2003年10月24日金曜日
モダーン今夜: 『赤い夜の足音』(MOTEL BLEU MBRD-004)
"モダーン今夜" は、リーダーでヴォーカリストのマキが大学在学中に結成したバンドを母胎に発展した、11人編成の非常にユニークなビッグ・バンドだ。
ホーンセクション3名にパーカッショニスト2名、それにヴァイオリニストまでを抱える大所帯である。 本作『赤い夜の足音』は、そんな個性溢れるバンドの記念すべきファースト・ミニ・アルバムだ。 メイン・ソングライターのマキの描く世界は、泡沫のメルヘンがシャボン玉の様に浮かんでは消え、浮かんでは消え、微かな飛沫からはペーソス溢れる人生模様が見え隠れする実にピュアなもの。

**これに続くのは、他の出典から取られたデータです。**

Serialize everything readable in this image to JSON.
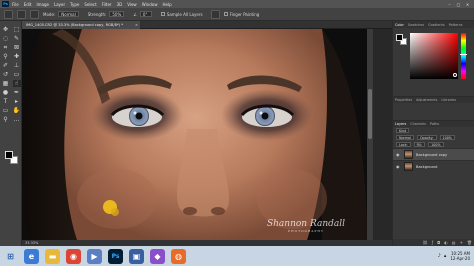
{
  "app": {
    "logo": "Ps",
    "menu": [
      "File",
      "Edit",
      "Image",
      "Layer",
      "Type",
      "Select",
      "Filter",
      "3D",
      "View",
      "Window",
      "Help"
    ],
    "window_controls": [
      "–",
      "▢",
      "✕"
    ]
  },
  "options": {
    "mode_label": "Mode:",
    "mode_value": "Normal",
    "strength_label": "Strength:",
    "strength_value": "50%",
    "angle_value": "0°",
    "sample_all_layers": "Sample All Layers",
    "finger_painting": "Finger Painting"
  },
  "document": {
    "tab_title": "IMG_1405.CR2 @ 33.3% (Background copy, RGB/8*) *",
    "zoom_status": "33.33%"
  },
  "watermark": {
    "signature": "Shannon Randall",
    "subtitle": "PHOTOGRAPHY"
  },
  "color_panel": {
    "tabs": [
      "Color",
      "Swatches",
      "Gradients",
      "Patterns"
    ],
    "active_tab": "Color"
  },
  "properties_panel": {
    "tabs": [
      "Properties",
      "Adjustments",
      "Libraries"
    ]
  },
  "layers_panel": {
    "tabs": [
      "Layers",
      "Channels",
      "Paths"
    ],
    "kind_label": "Kind",
    "blend_mode": "Normal",
    "opacity_label": "Opacity:",
    "opacity_value": "100%",
    "lock_label": "Lock:",
    "fill_label": "Fill:",
    "fill_value": "100%",
    "layers": [
      {
        "name": "Background copy",
        "active": true
      },
      {
        "name": "Background",
        "active": false
      }
    ]
  },
  "taskbar": {
    "time": "10:25 AM",
    "date": "12-Apr-20"
  },
  "colors": {
    "accent": "#31a8ff",
    "ui_dark": "#282828",
    "ui_panel": "#383838",
    "taskbar": "#c8d6e3"
  }
}
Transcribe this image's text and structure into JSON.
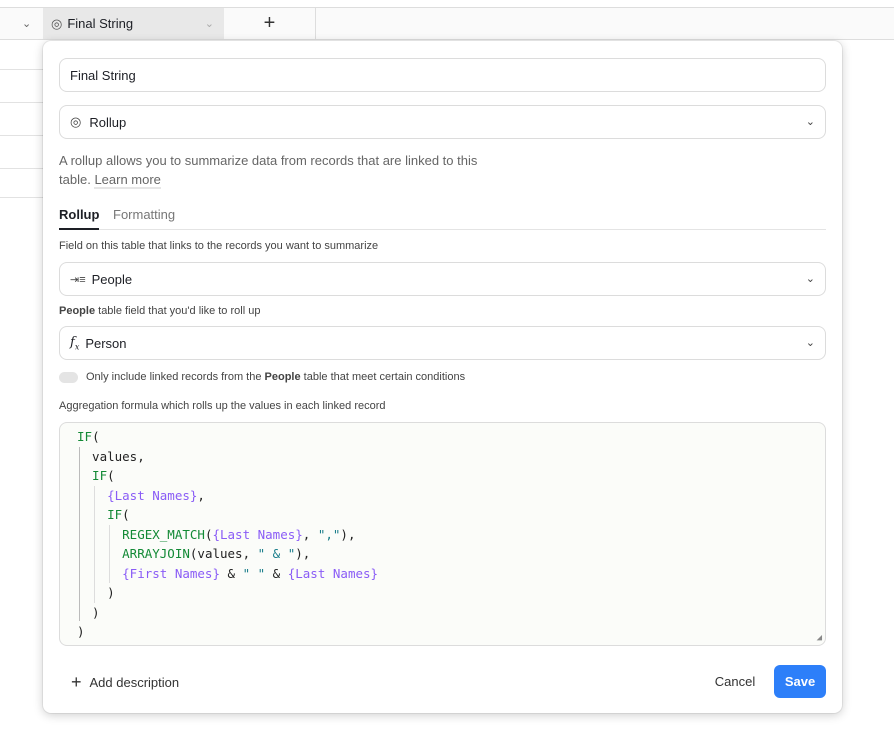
{
  "header": {
    "column_title": "Final String",
    "add_column_icon": "plus-icon"
  },
  "dialog": {
    "field_name": "Final String",
    "field_type": "Rollup",
    "type_icon": "rollup-spiral-icon",
    "description": "A rollup allows you to summarize data from records that are linked to this",
    "description_line2": "table.",
    "learn_more": "Learn more",
    "tabs": [
      {
        "label": "Rollup",
        "active": true
      },
      {
        "label": "Formatting",
        "active": false
      }
    ],
    "link_field_label": "Field on this table that links to the records you want to summarize",
    "link_field_value": "People",
    "rollup_field_label_bold": "People",
    "rollup_field_label_rest": " table field that you'd like to roll up",
    "rollup_field_value": "Person",
    "toggle": {
      "on": false,
      "pre": "Only include linked records from the ",
      "bold": "People",
      "post": " table that meet certain conditions"
    },
    "formula_label": "Aggregation formula which rolls up the values in each linked record",
    "formula_lines": [
      [
        [
          "k",
          "IF"
        ],
        [
          "p",
          "("
        ]
      ],
      [
        [
          "p",
          "  values,"
        ]
      ],
      [
        [
          "k",
          "  IF"
        ],
        [
          "p",
          "("
        ]
      ],
      [
        [
          "f",
          "    {Last Names}"
        ],
        [
          "p",
          ","
        ]
      ],
      [
        [
          "k",
          "    IF"
        ],
        [
          "p",
          "("
        ]
      ],
      [
        [
          "k",
          "      REGEX_MATCH"
        ],
        [
          "p",
          "("
        ],
        [
          "f",
          "{Last Names}"
        ],
        [
          "p",
          ", "
        ],
        [
          "s",
          "\",\""
        ],
        [
          "p",
          "),"
        ]
      ],
      [
        [
          "k",
          "      ARRAYJOIN"
        ],
        [
          "p",
          "(values, "
        ],
        [
          "s",
          "\" & \""
        ],
        [
          "p",
          "),"
        ]
      ],
      [
        [
          "f",
          "      {First Names}"
        ],
        [
          "p",
          " & "
        ],
        [
          "s",
          "\" \""
        ],
        [
          "p",
          " & "
        ],
        [
          "f",
          "{Last Names}"
        ]
      ],
      [
        [
          "p",
          "    )"
        ]
      ],
      [
        [
          "p",
          "  )"
        ]
      ],
      [
        [
          "p",
          ")"
        ]
      ]
    ],
    "add_description": "Add description",
    "cancel": "Cancel",
    "save": "Save",
    "accent": "#2d7ff9"
  }
}
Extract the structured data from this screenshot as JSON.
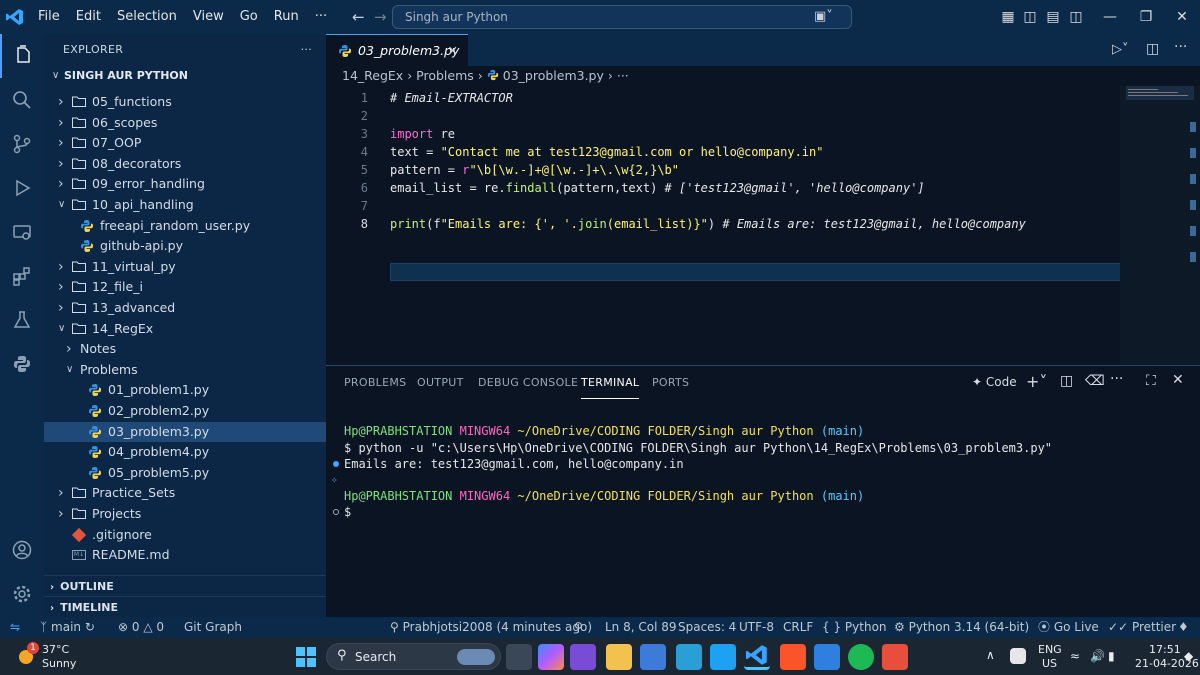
{
  "titlebar": {
    "menu": [
      "File",
      "Edit",
      "Selection",
      "View",
      "Go",
      "Run",
      "···"
    ],
    "search": "Singh aur Python"
  },
  "explorer": {
    "title": "EXPLORER",
    "more": "···",
    "root": "SINGH AUR PYTHON",
    "items": [
      {
        "label": "05_functions",
        "kind": "folder",
        "state": "closed",
        "depth": 1
      },
      {
        "label": "06_scopes",
        "kind": "folder",
        "state": "closed",
        "depth": 1
      },
      {
        "label": "07_OOP",
        "kind": "folder",
        "state": "closed",
        "depth": 1
      },
      {
        "label": "08_decorators",
        "kind": "folder",
        "state": "closed",
        "depth": 1
      },
      {
        "label": "09_error_handling",
        "kind": "folder",
        "state": "closed",
        "depth": 1
      },
      {
        "label": "10_api_handling",
        "kind": "folder",
        "state": "open",
        "depth": 1
      },
      {
        "label": "freeapi_random_user.py",
        "kind": "python",
        "depth": 2
      },
      {
        "label": "github-api.py",
        "kind": "python",
        "depth": 2
      },
      {
        "label": "11_virtual_py",
        "kind": "folder",
        "state": "closed",
        "depth": 1
      },
      {
        "label": "12_file_i",
        "kind": "folder",
        "state": "closed",
        "depth": 1
      },
      {
        "label": "13_advanced",
        "kind": "folder",
        "state": "closed",
        "depth": 1
      },
      {
        "label": "14_RegEx",
        "kind": "folder",
        "state": "open",
        "depth": 1
      },
      {
        "label": "Notes",
        "kind": "subfolder",
        "state": "closed",
        "depth": 2
      },
      {
        "label": "Problems",
        "kind": "subfolder",
        "state": "open",
        "depth": 2
      },
      {
        "label": "01_problem1.py",
        "kind": "python",
        "depth": 3
      },
      {
        "label": "02_problem2.py",
        "kind": "python",
        "depth": 3
      },
      {
        "label": "03_problem3.py",
        "kind": "python",
        "depth": 3,
        "selected": true
      },
      {
        "label": "04_problem4.py",
        "kind": "python",
        "depth": 3
      },
      {
        "label": "05_problem5.py",
        "kind": "python",
        "depth": 3
      },
      {
        "label": "Practice_Sets",
        "kind": "folder",
        "state": "closed",
        "depth": 1
      },
      {
        "label": "Projects",
        "kind": "folder",
        "state": "closed",
        "depth": 1
      },
      {
        "label": ".gitignore",
        "kind": "git",
        "depth": 1
      },
      {
        "label": "README.md",
        "kind": "md",
        "depth": 1
      }
    ],
    "outline": "OUTLINE",
    "timeline": "TIMELINE"
  },
  "editor": {
    "tab": "03_problem3.py",
    "breadcrumb": [
      "14_RegEx",
      "Problems",
      "03_problem3.py",
      "···"
    ],
    "lines": [
      {
        "n": "1",
        "text": "# Email-EXTRACTOR"
      },
      {
        "n": "2",
        "text": ""
      },
      {
        "n": "3",
        "text": "import re"
      },
      {
        "n": "4",
        "text": "text = \"Contact me at test123@gmail.com or hello@company.in\""
      },
      {
        "n": "5",
        "text": "pattern = r\"\\b[\\w.-]+@[\\w.-]+\\.\\w{2,}\\b\""
      },
      {
        "n": "6",
        "text": "email_list = re.findall(pattern,text) # ['test123@gmail', 'hello@company']"
      },
      {
        "n": "7",
        "text": ""
      },
      {
        "n": "8",
        "text": "print(f\"Emails are: {', '.join(email_list)}\") # Emails are: test123@gmail, hello@company"
      }
    ]
  },
  "panel": {
    "tabs": [
      "PROBLEMS",
      "OUTPUT",
      "DEBUG CONSOLE",
      "TERMINAL",
      "PORTS"
    ],
    "active_tab": "TERMINAL",
    "code_label": "Code",
    "terminal": {
      "prompt_user": "Hp@PRABHSTATION",
      "prompt_shell": "MINGW64",
      "prompt_path": "~/OneDrive/CODING FOLDER/Singh aur Python",
      "prompt_branch": "(main)",
      "command": "$ python -u \"c:\\Users\\Hp\\OneDrive\\CODING FOLDER\\Singh aur Python\\14_RegEx\\Problems\\03_problem3.py\"",
      "output": "Emails are: test123@gmail.com, hello@company.in",
      "prompt2_user": "Hp@PRABHSTATION",
      "prompt2_shell": "MINGW64",
      "prompt2_path": "~/OneDrive/CODING FOLDER/Singh aur Python",
      "prompt2_branch": "(main)",
      "cursor": "$"
    }
  },
  "statusbar": {
    "branch": "main",
    "errors": "0",
    "warnings": "0",
    "git_graph": "Git Graph",
    "blame": "Prabhjotsi2008 (4 minutes ago)",
    "position": "Ln 8, Col 89",
    "spaces": "Spaces: 4",
    "encoding": "UTF-8",
    "eol": "CRLF",
    "language": "Python",
    "interpreter": "Python 3.14 (64-bit)",
    "golive": "Go Live",
    "prettier": "Prettier"
  },
  "taskbar": {
    "weather_temp": "37°C",
    "weather_desc": "Sunny",
    "weather_badge": "1",
    "search": "Search",
    "lang": "ENG",
    "region": "US",
    "time": "17:51",
    "date": "21-04-2026"
  },
  "colors": {
    "accent": "#4aa0ff",
    "keyword": "#ff6bd5",
    "string": "#fff27a",
    "function": "#c4f07b",
    "terminal_green": "#7ee07e",
    "terminal_magenta": "#ff66c4",
    "terminal_yellow": "#f1e05a",
    "terminal_cyan": "#5cc8ff"
  }
}
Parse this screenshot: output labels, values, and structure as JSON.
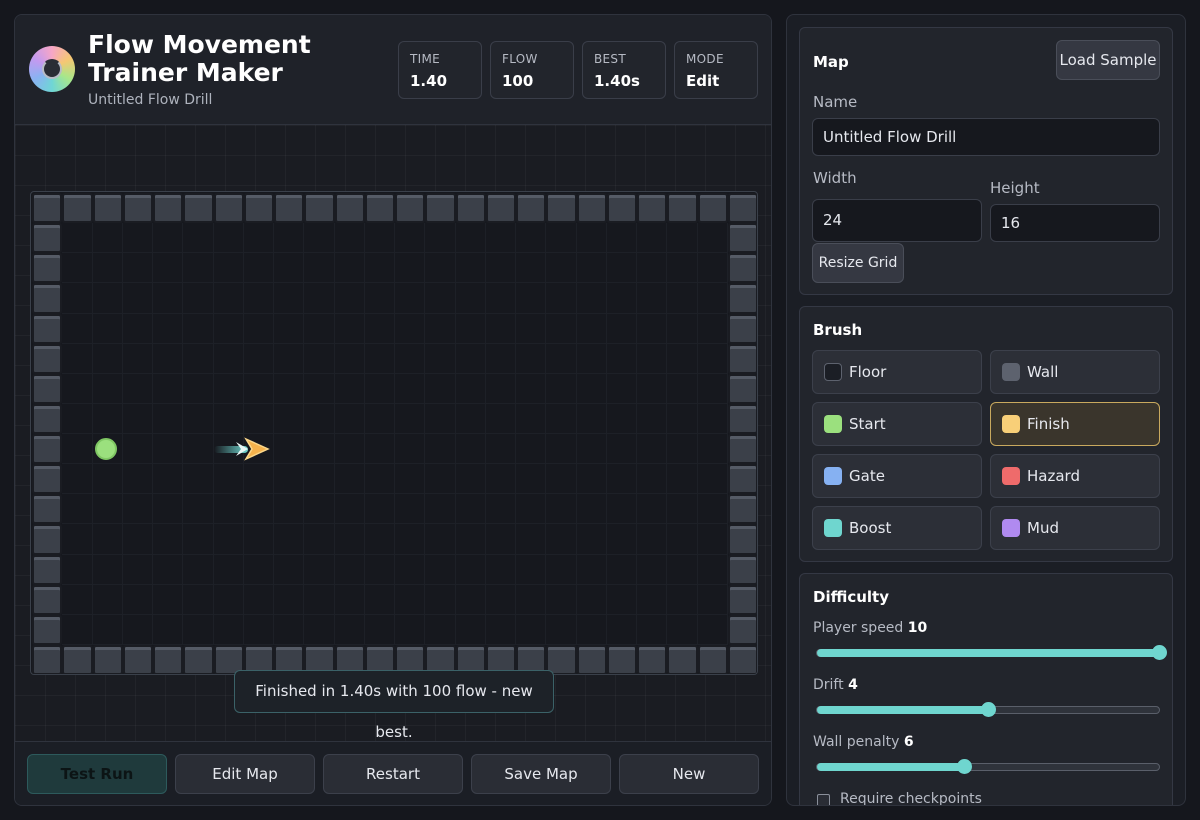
{
  "app": {
    "title": "Flow Movement Trainer Maker",
    "subtitle": "Untitled Flow Drill"
  },
  "stats": [
    {
      "label": "TIME",
      "value": "1.40"
    },
    {
      "label": "FLOW",
      "value": "100"
    },
    {
      "label": "BEST",
      "value": "1.40s"
    },
    {
      "label": "MODE",
      "value": "Edit"
    }
  ],
  "board": {
    "cols": 24,
    "rows": 16,
    "toast": "Finished in 1.40s with 100 flow - new best."
  },
  "footer": {
    "buttons": [
      "Test Run",
      "Edit Map",
      "Restart",
      "Save Map",
      "New"
    ]
  },
  "map": {
    "title": "Map",
    "load_sample": "Load Sample",
    "name_label": "Name",
    "name_value": "Untitled Flow Drill",
    "width_label": "Width",
    "width_value": "24",
    "height_label": "Height",
    "height_value": "16",
    "resize": "Resize Grid"
  },
  "brush": {
    "title": "Brush",
    "selected": "Finish",
    "items": [
      {
        "label": "Floor",
        "color": "#1b1e25"
      },
      {
        "label": "Wall",
        "color": "#5d626e"
      },
      {
        "label": "Start",
        "color": "#9be07e"
      },
      {
        "label": "Finish",
        "color": "#f8cf78"
      },
      {
        "label": "Gate",
        "color": "#86b1f2"
      },
      {
        "label": "Hazard",
        "color": "#ef6b6b"
      },
      {
        "label": "Boost",
        "color": "#6fd6cf"
      },
      {
        "label": "Mud",
        "color": "#b08af0"
      }
    ]
  },
  "difficulty": {
    "title": "Difficulty",
    "sliders": [
      {
        "label": "Player speed",
        "value": 10,
        "fraction": 1.0
      },
      {
        "label": "Drift",
        "value": 4,
        "fraction": 0.5
      },
      {
        "label": "Wall penalty",
        "value": 6,
        "fraction": 0.43
      }
    ],
    "checkbox_label": "Require checkpoints"
  },
  "colors": {
    "accent": "#6fd6cf",
    "highlight": "#c9a95e"
  }
}
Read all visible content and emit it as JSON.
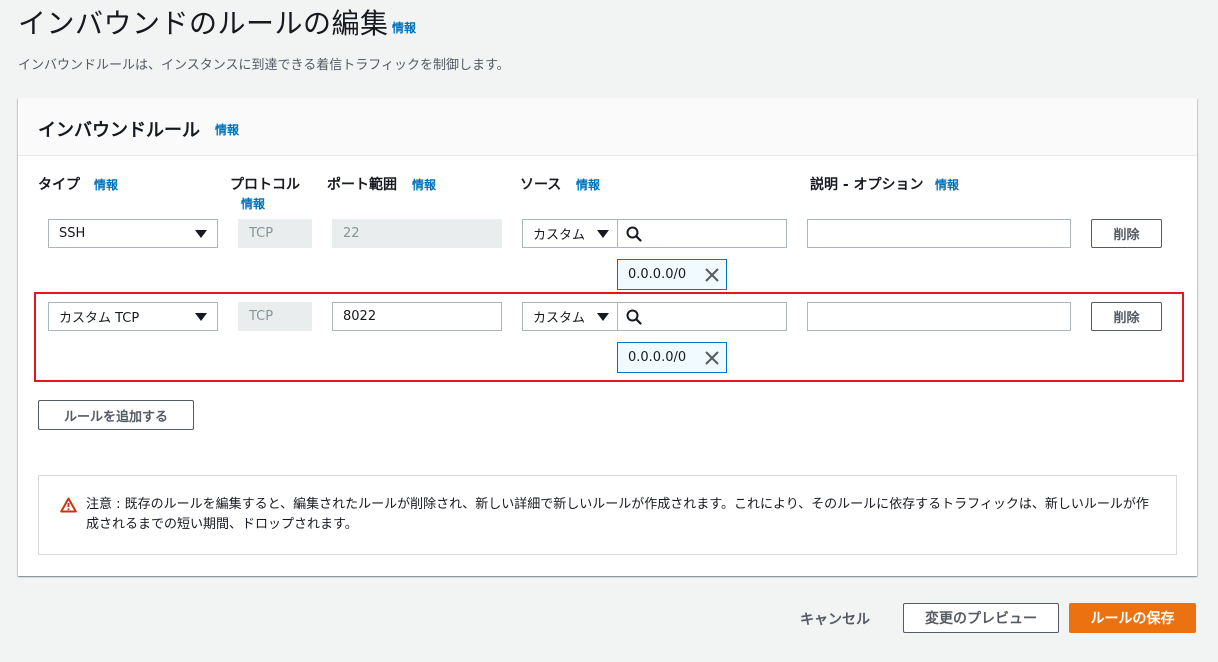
{
  "page": {
    "title": "インバウンドのルールの編集",
    "info": "情報",
    "description": "インバウンドルールは、インスタンスに到達できる着信トラフィックを制御します。"
  },
  "panel": {
    "title": "インバウンドルール",
    "info": "情報",
    "columns": {
      "type": "タイプ",
      "type_info": "情報",
      "protocol": "プロトコル",
      "protocol_info": "情報",
      "port_range": "ポート範囲",
      "port_info": "情報",
      "source": "ソース",
      "source_info": "情報",
      "description": "説明 - オプション",
      "description_info": "情報"
    },
    "rules": [
      {
        "type": "SSH",
        "protocol": "TCP",
        "port": "22",
        "source_mode": "カスタム",
        "cidr": "0.0.0.0/0",
        "description": "",
        "delete_label": "削除"
      },
      {
        "type": "カスタム TCP",
        "protocol": "TCP",
        "port": "8022",
        "source_mode": "カスタム",
        "cidr": "0.0.0.0/0",
        "description": "",
        "delete_label": "削除"
      }
    ],
    "add_rule_label": "ルールを追加する",
    "warning": "注意 : 既存のルールを編集すると、編集されたルールが削除され、新しい詳細で新しいルールが作成されます。これにより、そのルールに依存するトラフィックは、新しいルールが作成されるまでの短い期間、ドロップされます。"
  },
  "footer": {
    "cancel_label": "キャンセル",
    "preview_label": "変更のプレビュー",
    "save_label": "ルールの保存"
  },
  "colors": {
    "accent": "#ec7211",
    "link": "#0073bb",
    "highlight": "#e0191f",
    "warning": "#d13212"
  }
}
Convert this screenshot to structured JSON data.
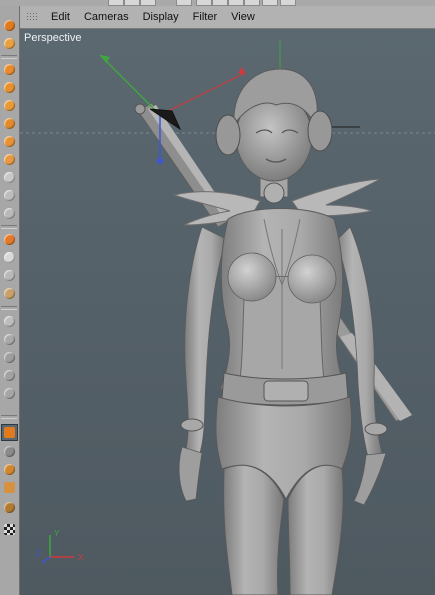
{
  "menu": {
    "items": [
      {
        "label": "Edit"
      },
      {
        "label": "Cameras"
      },
      {
        "label": "Display"
      },
      {
        "label": "Filter"
      },
      {
        "label": "View"
      }
    ]
  },
  "viewport": {
    "label": "Perspective",
    "background_color": "#556169",
    "model_color": "#9c9c9c"
  },
  "world_axis": {
    "x_label": "X",
    "y_label": "Y",
    "z_label": "Z",
    "x_color": "#d23a3a",
    "y_color": "#3ea83e",
    "z_color": "#3b56d8"
  },
  "toolbar": {
    "icons": [
      "move-tool-icon",
      "scale-tool-icon",
      "rotate-tool-icon",
      "sphere-tool-icon",
      "model-mode-icon",
      "object-mode-icon",
      "points-mode-icon",
      "edges-mode-icon",
      "polygons-mode-icon",
      "texture-mode-icon",
      "axis-mode-icon",
      "snap-icon",
      "workplane-icon",
      "lock-icon",
      "cube-icon",
      "light-icon",
      "camera-icon",
      "sculpt-icon",
      "render-icon",
      "render-region-icon",
      "render-settings-icon",
      "hair-icon",
      "particles-icon",
      "checker-icon"
    ]
  }
}
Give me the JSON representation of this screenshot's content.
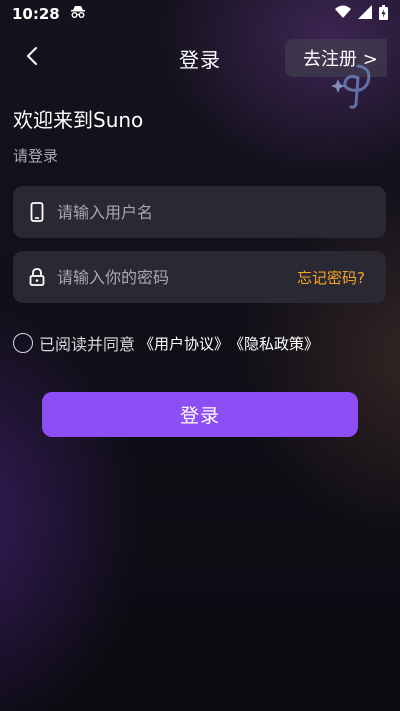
{
  "status_bar": {
    "time": "10:28"
  },
  "nav": {
    "title": "登录",
    "register_label": "去注册 >"
  },
  "welcome": "欢迎来到Suno",
  "subtitle": "请登录",
  "username": {
    "placeholder": "请输入用户名",
    "value": ""
  },
  "password": {
    "placeholder": "请输入你的密码",
    "value": "",
    "forgot_label": "忘记密码?"
  },
  "agreement": {
    "prefix": "已阅读并同意",
    "user_agreement": "《用户协议》",
    "privacy_policy": "《隐私政策》",
    "checked": false
  },
  "login_button": "登录",
  "colors": {
    "accent": "#8d4ef5",
    "forgot": "#f4a623",
    "field_bg": "#2a2933"
  }
}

冒頭のしなやかなブラジリアン・グルーヴ「星屑サンバ」は、夢現になるトキメキを「ああ君にとどけ このメロディ」というフックのラインと、メンバー全員によるコーダのコーラスでさらに高揚させる感動的な曲だ。 「うたかた花電車」は60年代のR&Bからブラス・ロックを経由した昭和歌謡(ピン・キラ度高し)というべきサウンドに、場末のストリッパーの悲恋を赤裸に描いた異色作。 この曲のみキーボーディストのタムが単独で作曲を担当しているのだが、その技巧的センスはマキ共々一目置く存在といえる。 「涙の雨」はオールドタイミーなビッグ・バンド・サウンド。 殆どのメンバーがジャズ・プレイヤーとしての素養を持っているので、そのスインギングさは中途半端に終わらず聴き応えのあるものだ。 この曲でも悲恋が描かれているのだが、主人公のひたむきな生き様には心打たれてしまう。 聴き終わった後には雲一つない爽快感が残り、筆者が最も気に入った曲でもある。
アルバムは全5曲であるが、曲毎にサウンドと歌詞の完成度が高いので、曲数の少なさを全く感じさせない。 寧ろこの5曲に絞った事で成功したケースといえよう。 そして何より本作の素晴らしさは、潜在的に大正~昭和期に培われた、日本特有の折衷感覚と大衆性が脈々と受け継がれている懐の深さなのだ。 世代を越えて聴き込まれるであろう優良盤である事は間違いない。